The terms 'Dutch flat trail', etc. do not describe destinations, but the type of trail, i.e. 'Dutch flat' might be flat, 'Cañada' might involve scrambling, 'Lollipop' be suitable for kids (or similar). So the signs are simply saying what type of trail goes off in each direction. IE the names are adjectival.


The reason for 2 x 'Dutch flat trail' in the same direction is because there you can travel 0.1 mile that way, and either turn off onto a different type of trail, or do a further 0.6 miles on the same type of trail

  • $\begingroup$ Great ideas for a different puzzle, although one of the terms you mention does, in a way, describe a part of the underlying map $\endgroup$
    – humn
    Jul 4, 2016 at 22:07
  • $\begingroup$ @humn is it simply that the dutch flat trail is quite flat (suitable say for wheel chairs, but after 0.1 miles goes under a bridge, and 0.6 miles later goes over the same bridge, with there being some staircase or similar up the side of the bridge - i.e. a loop that can be cut off? $\endgroup$
    – abligh
    Jul 4, 2016 at 22:13
  • $\begingroup$ To have different routes for different abilities would be quite enlightened. Alternate routes do play a role in this puzzle but not exactly along the lines you describe. $\endgroup$
    – humn
    Jul 4, 2016 at 22:18

Incomplete guess:

I'm working off of Gareth's 2nd option (trail refers to the trail you are walking along, distance is distance to next point of interest), which I also think is the correct interpretation.

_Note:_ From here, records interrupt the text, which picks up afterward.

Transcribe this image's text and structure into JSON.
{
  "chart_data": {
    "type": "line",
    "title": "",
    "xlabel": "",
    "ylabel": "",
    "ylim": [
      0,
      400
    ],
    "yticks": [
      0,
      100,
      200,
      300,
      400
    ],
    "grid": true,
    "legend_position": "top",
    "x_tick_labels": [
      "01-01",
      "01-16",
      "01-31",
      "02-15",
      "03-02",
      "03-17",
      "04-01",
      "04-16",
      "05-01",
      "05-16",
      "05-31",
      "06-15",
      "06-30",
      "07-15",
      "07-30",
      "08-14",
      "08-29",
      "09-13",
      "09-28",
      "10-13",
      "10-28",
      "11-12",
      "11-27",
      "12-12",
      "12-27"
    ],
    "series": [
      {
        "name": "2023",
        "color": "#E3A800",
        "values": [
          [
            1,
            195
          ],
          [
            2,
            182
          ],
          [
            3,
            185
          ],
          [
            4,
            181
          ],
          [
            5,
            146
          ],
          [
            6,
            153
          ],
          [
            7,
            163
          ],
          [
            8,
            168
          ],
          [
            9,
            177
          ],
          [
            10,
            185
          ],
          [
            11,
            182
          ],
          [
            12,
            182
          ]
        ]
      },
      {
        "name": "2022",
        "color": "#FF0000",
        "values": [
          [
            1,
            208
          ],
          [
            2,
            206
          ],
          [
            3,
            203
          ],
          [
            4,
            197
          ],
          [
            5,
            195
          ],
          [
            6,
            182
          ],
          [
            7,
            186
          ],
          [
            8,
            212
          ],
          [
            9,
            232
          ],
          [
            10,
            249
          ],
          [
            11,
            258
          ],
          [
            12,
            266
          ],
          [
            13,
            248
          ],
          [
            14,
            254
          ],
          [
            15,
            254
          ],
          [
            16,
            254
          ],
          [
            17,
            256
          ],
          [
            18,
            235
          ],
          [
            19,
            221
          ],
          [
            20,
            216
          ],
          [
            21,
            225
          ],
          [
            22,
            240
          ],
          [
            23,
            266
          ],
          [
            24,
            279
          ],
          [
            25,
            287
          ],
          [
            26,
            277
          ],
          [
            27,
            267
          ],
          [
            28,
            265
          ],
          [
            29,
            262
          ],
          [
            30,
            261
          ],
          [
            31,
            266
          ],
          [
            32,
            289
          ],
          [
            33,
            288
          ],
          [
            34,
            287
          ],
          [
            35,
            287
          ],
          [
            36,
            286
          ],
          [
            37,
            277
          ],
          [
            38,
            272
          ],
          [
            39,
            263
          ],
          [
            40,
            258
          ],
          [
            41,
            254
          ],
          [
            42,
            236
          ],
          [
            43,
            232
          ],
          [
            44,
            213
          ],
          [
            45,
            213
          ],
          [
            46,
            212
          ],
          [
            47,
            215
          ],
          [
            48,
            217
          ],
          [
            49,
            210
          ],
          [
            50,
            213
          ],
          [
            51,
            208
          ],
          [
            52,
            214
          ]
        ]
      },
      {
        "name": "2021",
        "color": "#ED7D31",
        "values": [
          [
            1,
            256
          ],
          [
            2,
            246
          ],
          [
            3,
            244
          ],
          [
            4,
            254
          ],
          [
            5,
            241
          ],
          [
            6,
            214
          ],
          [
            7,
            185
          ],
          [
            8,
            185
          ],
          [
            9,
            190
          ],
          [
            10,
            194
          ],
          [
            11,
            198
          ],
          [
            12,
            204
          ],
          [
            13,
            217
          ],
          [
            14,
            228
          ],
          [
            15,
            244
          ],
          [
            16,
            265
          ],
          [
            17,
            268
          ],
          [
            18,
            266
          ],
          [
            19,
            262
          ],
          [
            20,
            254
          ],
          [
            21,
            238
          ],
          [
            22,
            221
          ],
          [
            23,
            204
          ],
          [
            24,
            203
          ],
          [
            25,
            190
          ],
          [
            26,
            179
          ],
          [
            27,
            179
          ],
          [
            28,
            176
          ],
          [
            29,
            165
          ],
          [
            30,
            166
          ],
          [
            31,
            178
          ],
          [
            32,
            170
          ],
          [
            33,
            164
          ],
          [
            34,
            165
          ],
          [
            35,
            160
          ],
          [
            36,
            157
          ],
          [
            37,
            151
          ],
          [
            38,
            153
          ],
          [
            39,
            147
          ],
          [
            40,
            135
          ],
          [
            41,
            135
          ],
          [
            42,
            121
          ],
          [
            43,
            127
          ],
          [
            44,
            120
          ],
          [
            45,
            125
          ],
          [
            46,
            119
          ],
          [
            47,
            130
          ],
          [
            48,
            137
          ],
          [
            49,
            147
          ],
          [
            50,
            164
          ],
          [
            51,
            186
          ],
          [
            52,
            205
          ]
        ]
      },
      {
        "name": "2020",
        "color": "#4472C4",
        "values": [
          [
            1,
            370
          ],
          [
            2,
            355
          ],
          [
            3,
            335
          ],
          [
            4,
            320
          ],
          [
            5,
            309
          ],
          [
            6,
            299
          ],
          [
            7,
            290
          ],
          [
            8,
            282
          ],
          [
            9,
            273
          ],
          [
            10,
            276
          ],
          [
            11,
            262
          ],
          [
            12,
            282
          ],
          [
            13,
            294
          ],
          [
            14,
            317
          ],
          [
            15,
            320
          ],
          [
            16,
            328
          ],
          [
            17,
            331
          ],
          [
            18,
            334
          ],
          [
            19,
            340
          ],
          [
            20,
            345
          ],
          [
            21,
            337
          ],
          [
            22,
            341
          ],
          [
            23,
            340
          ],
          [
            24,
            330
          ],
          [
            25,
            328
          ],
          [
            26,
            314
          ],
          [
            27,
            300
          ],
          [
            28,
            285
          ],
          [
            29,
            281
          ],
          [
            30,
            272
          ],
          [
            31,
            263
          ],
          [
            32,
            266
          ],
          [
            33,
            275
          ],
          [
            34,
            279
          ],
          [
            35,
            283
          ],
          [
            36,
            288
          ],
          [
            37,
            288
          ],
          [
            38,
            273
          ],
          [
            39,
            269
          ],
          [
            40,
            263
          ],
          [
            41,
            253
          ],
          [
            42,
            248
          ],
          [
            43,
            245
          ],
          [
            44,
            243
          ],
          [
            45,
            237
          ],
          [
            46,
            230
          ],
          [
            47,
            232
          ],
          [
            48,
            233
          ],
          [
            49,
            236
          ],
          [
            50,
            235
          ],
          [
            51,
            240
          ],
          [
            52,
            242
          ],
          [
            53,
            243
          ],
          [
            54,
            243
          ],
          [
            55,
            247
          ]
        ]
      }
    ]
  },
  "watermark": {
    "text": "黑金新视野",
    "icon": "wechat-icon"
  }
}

For signs A, B and C, which indicate two trails in the same direction but for different distances, the shorter length might be literally a point of interest (something like a landmark or interesting sightseeing spot). However, they are not junctions. The longer distance indicated is the distance to the next junction along the stated trail.

So the missing information is:

The reason why x units from the sign is marked out (is it a landmark, another junction, or interesting in some other way?)